The Forfour is Smart’s more practical option. Though it’s still small by regular standards, it has four seats, making it better-suited to family life. With a sub-80-mile range it is, again, strictly for city life, but its pricing does make it an interesting choice.
The Skoda Enyaq might be one of the most hotly anticipated EVs of 2021. It looks fantastic and comes with the Czech firm’s reputation for practicality and value for money. It is something of a victim of the new rules, though, as only the lower-spec, smaller-battery versions are grant-eligible.
Vauxhall’s resurgence is picking up pace with the Corsa continuing to sell well. The new electric model only broadens its appeal, with its price comfortably under £30k thanks to the grant.
Vauxhall’s Mokka-e delivers a range of over 200 miles
Another Vauxhall that broadened its appeal with a zero-emission version is the Mokka-e. This cool-looking SUV just about fits in beneath the new price cap, helping it further undercut potential rivals. However, you can only get the saving on SE Nav Premium models.
Much like the Seat Mii, the Up! is ideal for city drivers thanks to its tiny dimensions.

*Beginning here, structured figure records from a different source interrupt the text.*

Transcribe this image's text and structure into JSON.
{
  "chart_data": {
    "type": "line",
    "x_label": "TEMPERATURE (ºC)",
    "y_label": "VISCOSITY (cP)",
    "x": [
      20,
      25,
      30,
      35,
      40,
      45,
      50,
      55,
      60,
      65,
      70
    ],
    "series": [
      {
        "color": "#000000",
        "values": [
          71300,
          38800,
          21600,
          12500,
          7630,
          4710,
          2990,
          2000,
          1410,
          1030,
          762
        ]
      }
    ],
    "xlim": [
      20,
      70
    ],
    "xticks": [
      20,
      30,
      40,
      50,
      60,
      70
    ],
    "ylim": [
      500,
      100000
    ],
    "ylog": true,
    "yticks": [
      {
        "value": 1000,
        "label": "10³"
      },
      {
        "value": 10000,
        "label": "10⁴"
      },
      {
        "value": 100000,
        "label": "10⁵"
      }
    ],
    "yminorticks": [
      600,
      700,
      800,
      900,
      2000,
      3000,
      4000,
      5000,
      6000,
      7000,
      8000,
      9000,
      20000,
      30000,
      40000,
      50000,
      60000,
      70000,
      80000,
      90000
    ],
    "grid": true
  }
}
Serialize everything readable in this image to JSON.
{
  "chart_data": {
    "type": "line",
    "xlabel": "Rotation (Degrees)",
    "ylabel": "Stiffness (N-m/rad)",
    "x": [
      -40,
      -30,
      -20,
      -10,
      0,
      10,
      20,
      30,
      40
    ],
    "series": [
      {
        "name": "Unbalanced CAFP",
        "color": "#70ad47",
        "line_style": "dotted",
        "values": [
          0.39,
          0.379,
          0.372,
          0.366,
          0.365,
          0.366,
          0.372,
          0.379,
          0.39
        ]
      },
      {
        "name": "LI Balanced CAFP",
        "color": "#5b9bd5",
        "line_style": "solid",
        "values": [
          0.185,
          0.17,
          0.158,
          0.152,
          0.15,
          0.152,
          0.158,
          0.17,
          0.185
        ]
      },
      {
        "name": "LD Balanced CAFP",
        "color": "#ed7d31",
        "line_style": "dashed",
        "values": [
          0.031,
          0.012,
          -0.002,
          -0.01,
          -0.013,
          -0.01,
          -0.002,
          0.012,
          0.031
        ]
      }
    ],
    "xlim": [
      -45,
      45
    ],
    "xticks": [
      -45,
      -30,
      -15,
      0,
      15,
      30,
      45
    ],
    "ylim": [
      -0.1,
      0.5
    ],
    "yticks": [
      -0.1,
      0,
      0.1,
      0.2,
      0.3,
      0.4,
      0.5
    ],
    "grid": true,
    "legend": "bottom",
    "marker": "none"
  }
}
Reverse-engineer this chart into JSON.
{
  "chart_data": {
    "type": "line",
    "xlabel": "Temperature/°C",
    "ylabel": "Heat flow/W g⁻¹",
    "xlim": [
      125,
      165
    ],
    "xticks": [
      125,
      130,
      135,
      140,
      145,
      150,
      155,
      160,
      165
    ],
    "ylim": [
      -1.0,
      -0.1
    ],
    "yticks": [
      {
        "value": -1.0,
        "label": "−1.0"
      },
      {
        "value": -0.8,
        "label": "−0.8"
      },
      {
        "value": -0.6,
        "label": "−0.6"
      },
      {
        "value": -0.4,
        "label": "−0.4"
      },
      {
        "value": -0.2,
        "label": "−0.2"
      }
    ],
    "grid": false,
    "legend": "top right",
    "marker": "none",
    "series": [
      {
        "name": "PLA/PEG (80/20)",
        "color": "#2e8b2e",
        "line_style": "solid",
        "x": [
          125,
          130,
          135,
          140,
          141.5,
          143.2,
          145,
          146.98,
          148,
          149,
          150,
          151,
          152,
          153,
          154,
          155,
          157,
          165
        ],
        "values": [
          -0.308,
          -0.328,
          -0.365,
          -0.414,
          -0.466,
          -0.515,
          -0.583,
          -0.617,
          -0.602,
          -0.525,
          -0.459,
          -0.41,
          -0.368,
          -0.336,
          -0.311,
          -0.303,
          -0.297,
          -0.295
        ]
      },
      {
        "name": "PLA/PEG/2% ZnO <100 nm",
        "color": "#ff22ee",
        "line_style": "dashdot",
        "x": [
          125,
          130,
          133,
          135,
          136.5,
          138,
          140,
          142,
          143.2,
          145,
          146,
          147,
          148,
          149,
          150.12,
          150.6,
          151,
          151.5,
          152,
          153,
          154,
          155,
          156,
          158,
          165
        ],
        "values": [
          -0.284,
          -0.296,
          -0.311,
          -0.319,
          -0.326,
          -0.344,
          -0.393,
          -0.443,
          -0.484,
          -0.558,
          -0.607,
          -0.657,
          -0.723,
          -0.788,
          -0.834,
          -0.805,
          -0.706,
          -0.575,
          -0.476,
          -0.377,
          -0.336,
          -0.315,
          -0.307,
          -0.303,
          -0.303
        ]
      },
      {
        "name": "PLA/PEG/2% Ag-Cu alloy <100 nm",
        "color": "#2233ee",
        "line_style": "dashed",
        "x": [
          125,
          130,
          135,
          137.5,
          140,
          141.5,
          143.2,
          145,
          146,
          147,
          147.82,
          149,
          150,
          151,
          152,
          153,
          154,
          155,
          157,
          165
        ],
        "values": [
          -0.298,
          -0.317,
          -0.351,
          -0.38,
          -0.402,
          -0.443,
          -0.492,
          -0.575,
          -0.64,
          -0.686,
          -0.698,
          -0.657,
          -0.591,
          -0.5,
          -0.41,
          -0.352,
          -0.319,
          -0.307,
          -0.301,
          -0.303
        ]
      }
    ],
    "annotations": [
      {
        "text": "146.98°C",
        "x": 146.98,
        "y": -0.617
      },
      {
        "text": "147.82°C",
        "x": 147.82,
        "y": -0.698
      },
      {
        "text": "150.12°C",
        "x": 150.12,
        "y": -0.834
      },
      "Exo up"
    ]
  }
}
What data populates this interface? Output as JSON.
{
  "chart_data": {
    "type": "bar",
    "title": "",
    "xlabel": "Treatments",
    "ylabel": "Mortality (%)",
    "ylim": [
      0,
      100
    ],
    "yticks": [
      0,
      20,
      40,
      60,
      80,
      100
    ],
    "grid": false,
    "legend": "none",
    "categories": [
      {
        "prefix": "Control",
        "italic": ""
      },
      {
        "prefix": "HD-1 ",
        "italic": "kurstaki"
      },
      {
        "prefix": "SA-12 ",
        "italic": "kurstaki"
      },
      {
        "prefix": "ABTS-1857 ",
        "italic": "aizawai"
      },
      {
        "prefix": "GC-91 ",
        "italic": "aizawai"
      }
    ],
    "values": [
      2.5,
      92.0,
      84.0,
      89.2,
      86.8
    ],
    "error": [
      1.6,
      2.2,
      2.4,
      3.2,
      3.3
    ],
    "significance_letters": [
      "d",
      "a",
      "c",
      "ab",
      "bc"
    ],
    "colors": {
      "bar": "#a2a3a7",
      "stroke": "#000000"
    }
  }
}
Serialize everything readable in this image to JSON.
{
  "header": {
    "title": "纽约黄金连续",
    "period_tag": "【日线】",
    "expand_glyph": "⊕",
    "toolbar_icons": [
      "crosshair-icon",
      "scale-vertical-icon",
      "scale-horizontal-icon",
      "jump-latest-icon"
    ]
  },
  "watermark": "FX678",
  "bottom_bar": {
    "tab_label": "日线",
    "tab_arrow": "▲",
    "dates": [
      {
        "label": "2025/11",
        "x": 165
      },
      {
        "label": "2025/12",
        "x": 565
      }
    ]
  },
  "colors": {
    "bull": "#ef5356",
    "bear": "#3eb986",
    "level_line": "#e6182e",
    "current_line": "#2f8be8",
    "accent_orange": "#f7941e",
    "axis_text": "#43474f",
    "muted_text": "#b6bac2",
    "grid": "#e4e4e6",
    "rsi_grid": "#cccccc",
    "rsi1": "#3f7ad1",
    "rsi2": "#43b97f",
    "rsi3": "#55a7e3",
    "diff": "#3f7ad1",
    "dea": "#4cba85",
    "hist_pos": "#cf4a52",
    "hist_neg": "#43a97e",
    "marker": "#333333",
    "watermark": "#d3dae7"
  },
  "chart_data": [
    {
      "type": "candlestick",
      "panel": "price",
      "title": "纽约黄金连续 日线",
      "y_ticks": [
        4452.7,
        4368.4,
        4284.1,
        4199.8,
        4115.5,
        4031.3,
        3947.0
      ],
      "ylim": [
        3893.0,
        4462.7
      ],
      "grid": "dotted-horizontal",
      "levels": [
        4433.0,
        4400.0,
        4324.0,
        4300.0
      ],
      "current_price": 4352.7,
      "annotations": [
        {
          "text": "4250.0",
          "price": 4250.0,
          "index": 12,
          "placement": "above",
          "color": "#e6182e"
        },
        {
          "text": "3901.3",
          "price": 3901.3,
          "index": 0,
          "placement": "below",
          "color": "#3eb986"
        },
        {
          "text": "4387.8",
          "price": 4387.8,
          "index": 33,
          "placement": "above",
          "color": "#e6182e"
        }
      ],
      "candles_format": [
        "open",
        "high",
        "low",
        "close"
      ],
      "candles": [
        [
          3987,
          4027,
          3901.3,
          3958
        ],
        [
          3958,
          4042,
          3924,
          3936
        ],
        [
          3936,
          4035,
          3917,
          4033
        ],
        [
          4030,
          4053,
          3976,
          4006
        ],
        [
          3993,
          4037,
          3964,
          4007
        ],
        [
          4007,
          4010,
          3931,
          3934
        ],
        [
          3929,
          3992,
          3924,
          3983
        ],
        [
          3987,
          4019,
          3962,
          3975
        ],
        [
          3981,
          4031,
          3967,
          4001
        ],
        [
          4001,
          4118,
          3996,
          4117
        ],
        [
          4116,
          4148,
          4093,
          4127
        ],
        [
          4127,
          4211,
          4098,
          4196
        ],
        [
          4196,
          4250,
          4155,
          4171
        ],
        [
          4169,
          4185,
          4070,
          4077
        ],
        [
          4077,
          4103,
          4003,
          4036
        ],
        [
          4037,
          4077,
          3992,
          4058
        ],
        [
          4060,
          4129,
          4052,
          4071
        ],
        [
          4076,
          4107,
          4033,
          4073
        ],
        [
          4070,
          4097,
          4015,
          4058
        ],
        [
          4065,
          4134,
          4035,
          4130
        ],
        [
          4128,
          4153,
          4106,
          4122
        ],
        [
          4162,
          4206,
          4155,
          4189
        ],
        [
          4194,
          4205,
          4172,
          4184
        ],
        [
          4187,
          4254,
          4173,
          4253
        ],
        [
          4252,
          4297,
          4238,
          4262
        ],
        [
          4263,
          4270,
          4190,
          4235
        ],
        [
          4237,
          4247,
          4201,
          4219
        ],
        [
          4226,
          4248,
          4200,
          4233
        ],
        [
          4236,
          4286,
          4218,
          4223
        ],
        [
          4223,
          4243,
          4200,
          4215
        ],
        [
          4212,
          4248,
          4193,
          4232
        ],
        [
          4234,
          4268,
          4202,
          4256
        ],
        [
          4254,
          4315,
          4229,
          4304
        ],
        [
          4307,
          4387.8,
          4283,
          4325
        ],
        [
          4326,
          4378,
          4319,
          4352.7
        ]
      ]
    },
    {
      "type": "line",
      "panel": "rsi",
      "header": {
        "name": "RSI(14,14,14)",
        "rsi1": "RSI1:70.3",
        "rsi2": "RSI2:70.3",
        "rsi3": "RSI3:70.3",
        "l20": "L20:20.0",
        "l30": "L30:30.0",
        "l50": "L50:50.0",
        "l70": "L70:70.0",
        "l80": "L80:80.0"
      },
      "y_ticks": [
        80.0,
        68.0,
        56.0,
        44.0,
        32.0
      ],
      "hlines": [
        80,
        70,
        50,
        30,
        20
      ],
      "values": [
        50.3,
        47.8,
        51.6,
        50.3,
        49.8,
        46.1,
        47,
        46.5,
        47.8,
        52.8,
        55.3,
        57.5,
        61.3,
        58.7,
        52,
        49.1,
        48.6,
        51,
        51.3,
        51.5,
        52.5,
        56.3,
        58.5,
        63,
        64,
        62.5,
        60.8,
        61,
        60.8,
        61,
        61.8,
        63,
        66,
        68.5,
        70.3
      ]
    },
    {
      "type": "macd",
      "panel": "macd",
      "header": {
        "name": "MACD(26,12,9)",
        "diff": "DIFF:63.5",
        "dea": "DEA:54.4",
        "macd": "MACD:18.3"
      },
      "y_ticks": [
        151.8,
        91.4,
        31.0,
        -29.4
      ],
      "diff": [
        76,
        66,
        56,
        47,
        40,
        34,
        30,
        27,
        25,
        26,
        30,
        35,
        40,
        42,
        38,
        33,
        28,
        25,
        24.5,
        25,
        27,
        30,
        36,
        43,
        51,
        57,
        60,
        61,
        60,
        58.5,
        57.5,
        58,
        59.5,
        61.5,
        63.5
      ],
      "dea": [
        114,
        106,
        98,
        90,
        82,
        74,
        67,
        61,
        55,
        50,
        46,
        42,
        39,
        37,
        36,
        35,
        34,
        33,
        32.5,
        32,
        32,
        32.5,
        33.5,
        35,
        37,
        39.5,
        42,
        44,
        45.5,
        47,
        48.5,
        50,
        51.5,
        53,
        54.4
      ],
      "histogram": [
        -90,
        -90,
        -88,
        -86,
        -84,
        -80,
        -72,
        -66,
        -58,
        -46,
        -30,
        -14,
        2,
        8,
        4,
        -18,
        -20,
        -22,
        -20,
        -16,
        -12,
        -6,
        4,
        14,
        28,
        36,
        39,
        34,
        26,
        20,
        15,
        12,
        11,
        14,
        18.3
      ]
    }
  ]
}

Being the Mii’s sister car it has the same 160-ish-mile range, so the odd drive to the countryside is possible despite being very small.
Volkswagen wants the ID.3 to be the electric equivalent of the Golf, but this plan could have taken a bit of a hit in the UK because only the very entry-level model is now eligible for the grant. If you want higher trims you’ll have to pay a good chunk more.